A large number of commercial polymeric products are derived from the blending of two or more polymers to achieve a favorable balance of physical properties. However, since most polymer blends are immiscible, it is rare to find a pair of polymers that both are miscible and have desired characteristics. An example of such pair is the miscible resin NORYL™, a mix of poly(phenylene oxide) and polystyrene. Immiscible blends will phase separate and form a dispersed phase, which may improve physical properties (figure 1). DuPont's rubber toughened Nylon consists of small particles of poly(cis-isoprene) (natural rubber) in a Nylon matrix that toughen the material by arresting crack propagation.

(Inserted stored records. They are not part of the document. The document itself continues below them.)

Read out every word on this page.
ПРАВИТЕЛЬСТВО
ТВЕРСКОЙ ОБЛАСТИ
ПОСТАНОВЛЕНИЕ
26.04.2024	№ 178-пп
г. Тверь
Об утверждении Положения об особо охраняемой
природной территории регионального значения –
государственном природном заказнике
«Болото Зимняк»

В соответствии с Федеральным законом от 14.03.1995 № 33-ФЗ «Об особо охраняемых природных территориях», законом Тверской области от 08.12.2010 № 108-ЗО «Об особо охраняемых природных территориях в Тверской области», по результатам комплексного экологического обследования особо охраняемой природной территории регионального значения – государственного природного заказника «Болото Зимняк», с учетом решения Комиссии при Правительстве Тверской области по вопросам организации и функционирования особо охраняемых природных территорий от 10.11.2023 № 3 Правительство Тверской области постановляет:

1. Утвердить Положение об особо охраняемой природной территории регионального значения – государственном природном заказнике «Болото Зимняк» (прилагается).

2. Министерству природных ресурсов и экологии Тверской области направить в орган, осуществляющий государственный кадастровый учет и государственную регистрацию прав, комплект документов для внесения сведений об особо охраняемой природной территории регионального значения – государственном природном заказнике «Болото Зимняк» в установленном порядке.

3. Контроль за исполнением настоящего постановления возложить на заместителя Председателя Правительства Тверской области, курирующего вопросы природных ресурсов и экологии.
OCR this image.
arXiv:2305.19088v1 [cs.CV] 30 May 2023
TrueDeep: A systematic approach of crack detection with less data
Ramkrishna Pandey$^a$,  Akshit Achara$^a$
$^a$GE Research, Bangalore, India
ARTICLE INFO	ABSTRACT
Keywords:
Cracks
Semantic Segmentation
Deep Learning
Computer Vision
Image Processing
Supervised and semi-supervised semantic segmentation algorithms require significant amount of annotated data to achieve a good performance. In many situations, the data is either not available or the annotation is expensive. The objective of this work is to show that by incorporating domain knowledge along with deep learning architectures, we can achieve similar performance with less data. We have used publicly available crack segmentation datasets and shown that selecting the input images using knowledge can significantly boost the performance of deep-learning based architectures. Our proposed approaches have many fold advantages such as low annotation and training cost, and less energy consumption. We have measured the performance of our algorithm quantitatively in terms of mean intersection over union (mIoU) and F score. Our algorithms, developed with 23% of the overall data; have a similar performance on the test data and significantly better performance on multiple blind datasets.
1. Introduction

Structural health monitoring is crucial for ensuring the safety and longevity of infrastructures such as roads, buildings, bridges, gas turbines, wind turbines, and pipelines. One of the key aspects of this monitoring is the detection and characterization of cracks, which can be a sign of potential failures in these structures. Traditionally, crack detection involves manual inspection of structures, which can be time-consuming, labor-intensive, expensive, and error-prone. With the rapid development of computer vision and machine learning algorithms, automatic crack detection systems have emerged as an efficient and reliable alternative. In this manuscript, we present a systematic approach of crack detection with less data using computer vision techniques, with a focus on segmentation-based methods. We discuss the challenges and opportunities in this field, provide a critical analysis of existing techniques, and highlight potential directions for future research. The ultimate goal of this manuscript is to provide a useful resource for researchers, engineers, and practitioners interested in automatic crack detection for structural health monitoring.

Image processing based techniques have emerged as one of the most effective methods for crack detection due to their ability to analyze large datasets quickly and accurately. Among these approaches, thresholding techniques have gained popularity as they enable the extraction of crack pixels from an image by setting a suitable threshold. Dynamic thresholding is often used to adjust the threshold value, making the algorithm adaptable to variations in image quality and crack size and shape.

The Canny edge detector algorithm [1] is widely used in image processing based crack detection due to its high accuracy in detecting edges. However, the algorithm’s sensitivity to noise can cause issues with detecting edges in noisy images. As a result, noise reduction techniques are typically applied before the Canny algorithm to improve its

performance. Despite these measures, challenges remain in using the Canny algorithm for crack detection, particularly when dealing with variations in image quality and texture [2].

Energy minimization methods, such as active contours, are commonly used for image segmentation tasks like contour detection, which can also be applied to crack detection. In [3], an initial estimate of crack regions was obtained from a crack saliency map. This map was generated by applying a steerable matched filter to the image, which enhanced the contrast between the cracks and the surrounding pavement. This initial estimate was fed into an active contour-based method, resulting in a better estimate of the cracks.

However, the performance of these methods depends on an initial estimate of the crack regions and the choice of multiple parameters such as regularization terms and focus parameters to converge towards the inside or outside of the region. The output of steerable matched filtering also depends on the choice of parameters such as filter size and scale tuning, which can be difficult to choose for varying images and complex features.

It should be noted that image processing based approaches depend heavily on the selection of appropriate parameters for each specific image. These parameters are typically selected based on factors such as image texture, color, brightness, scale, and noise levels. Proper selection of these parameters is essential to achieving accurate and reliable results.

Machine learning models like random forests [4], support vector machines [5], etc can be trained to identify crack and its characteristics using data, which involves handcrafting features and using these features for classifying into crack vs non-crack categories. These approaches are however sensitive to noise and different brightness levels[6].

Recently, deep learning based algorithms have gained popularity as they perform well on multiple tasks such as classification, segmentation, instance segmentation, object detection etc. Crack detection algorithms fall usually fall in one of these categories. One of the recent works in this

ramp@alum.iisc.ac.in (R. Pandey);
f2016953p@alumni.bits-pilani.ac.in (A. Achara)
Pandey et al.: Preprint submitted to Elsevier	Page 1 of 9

==Miscibility of Polymer Blends==

The Gibbs free energy of mixing, $\Delta G_(mix)= \Delta H_(mix)-T\Delta S_(mix)$, must be negative for a blend to be miscible. According to Flory-Huggins theory, a revision of regular solution theory, the entropy change per mole of lattice sites of blending polymer 1 and polymer 2 is

$\Delta S_(mix,blend) = -R \left({\phi_1\over x_1}\ln \phi_1 + {\phi_2\over x_2}\ln \phi_2 \right)$

, where ΔS is the change in entropy of mixing, R is the gas constant, Φ is the volume fraction of each polymer, and x is the number of segments of each polymer. x_{1} and x_{2} increase with higher degrees of polymerization and thus molecular weight. Since most useful polymers are high in molecular weight, the change in entropy experienced from the mixing of two large polymer chains is very low, and typically does not bring the Gibbs free energy low enough to constitute miscibility.

==Compatibilization==
Most processed polymer mixes consist of a dispersed phase in a more continuous matrix of the other component. The formation, size, and concentration of this disperse phase are typically optimized for specific mechanical properties. If the morphology is not stabilized, the dispersed phase may coalesce under heat or stress from the environment or further processing. This coalescence may result in diminished properties (brittleness and discoloration) due to the induced phase separation. These morphologies can be stabilized by sufficient interfacial adhesion or lowered interfacial tension between the two phases.

A common technique involves functionalizing one monomer. For example, Nylon-rubber bands are polymerized with functionalized rubber to produce graft or block copolymers. The added structures make it no longer favorable to coalesce and/or increase the steric hindrance in the interfacial area where phase separation would occur.